It's hard not to be shaken by what is happening in Israel and Lebanon, no matter where you are.
What has impressed me is the widening rift between both sides. Even most of the Israeli left is supporting the war in Lebanon, while the entire world reacts in horror to photos and stories of civilian carnage in Lebanon. Meanwhile, Hizbollah is being seen as a heroic force by an increasing number of people in the Arab world.
This widening rift was captured for me by two articles. One from a self proclaimed "cappucino drinking Yuppie" in Lebanon who now considers himself a terrorist because of Israel's bombing, and one about a woman who opposed Israel's first Lebanon war but supports this one, because basically, the world, historically, doesn't give a damn about Jews and therefore Israel's only recourse is to aggressively defend itself. Both sides feel that they have no choice but to pursue war.
I support Israel's right to defend itself, but think its choice of military strategy in this war has been both morally and strategically wrong. What's the point of "destroying" Hizbollah if you create a thousand other Hizbollahs in Arab states throughout the mideast?
With this current strategy, and the civilian deaths it is causing, Israel is only providing more ammunition for world outrage. And the world has been quick to blame Israel, and Jews--for all the world's ills.
Here in the Andes, I have found anti-semitism to be thick, and nearly impossible to argue with.
We're not talking anti-zionism, or disagreement with Israeli policies. We're talking old fashioned statements about Jews controlling the world and its finances and Jews being too secretive and refusing to help dying Christians on the Sabbath. .One guy even told me he didn't blame the US for any of its policies because it was really the Jews who were controlling things. He even swore up and down that the problem with George Bush was that he was really Jewish.
Some of these statements have come from locals, others from European tourists.

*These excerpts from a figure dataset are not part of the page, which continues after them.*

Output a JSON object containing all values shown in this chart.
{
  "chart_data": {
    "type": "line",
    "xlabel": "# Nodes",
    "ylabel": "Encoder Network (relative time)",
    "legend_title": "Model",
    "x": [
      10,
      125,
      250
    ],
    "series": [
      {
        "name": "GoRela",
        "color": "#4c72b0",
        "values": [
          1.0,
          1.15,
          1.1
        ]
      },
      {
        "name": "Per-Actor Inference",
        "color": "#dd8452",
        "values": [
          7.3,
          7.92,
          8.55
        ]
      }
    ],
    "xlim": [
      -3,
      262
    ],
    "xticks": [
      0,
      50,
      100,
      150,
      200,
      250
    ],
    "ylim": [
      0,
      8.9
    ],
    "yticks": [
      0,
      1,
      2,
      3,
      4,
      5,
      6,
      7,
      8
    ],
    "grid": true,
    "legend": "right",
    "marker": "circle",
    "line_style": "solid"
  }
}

This is the part I have a problem with when it comes to criticism of Israel or of Israelis. Despite the egregious acts committed in various countries by my own government, most people are quick to separate the American government from the American people. Yet people will actually try to convince me I'm wrong when I point out that Jews in both Israel and the United States have widely different opinions about Palestine. People here seem to feel that they know more about Jews than I do, even though I am a bonafide Jew being Jewish on my mother's side and many of them have only seen Jews in the cartoons waved at street demonstrations or published in newspapers. Because to many I don't "look Jewish" (whatever that means) I have the dubious privilege of listening to all sorts of anti-semitic comments.
Okay so I'm ranting again. I'm ranting because in truth, the entire situation in the middle east fills me with horror and despair, and at times I wish it were simpler and I wish I could jump on the finger pointing bandwagon like so many people on the left who seem to feel that all the world's ills would disappear if Israel would just politely pack up its bags and cease existing, or the people on the right who are convinced its all an Islamofacist plot.
The threads of the current situation in Lebanon are far deeper and more tangled than many of us want to own up to. There are historical reasons for Israeli paranoia and aggression that many Europeans seem to conveniently forget when they start waving their Star of David equals Swastika flags, or make blithe comments like one leftist American friend who said "all the Israelis should just be shipped to New York". (Kind of like the Iranian presidents remark that Israel should be moved to Europe.) And Israelis and Arabs both, blinded by their own historical and ancestral wounds, can only lash out against the other side, in the mistaken belief that by destroying the other, they will have destroyed their enemy.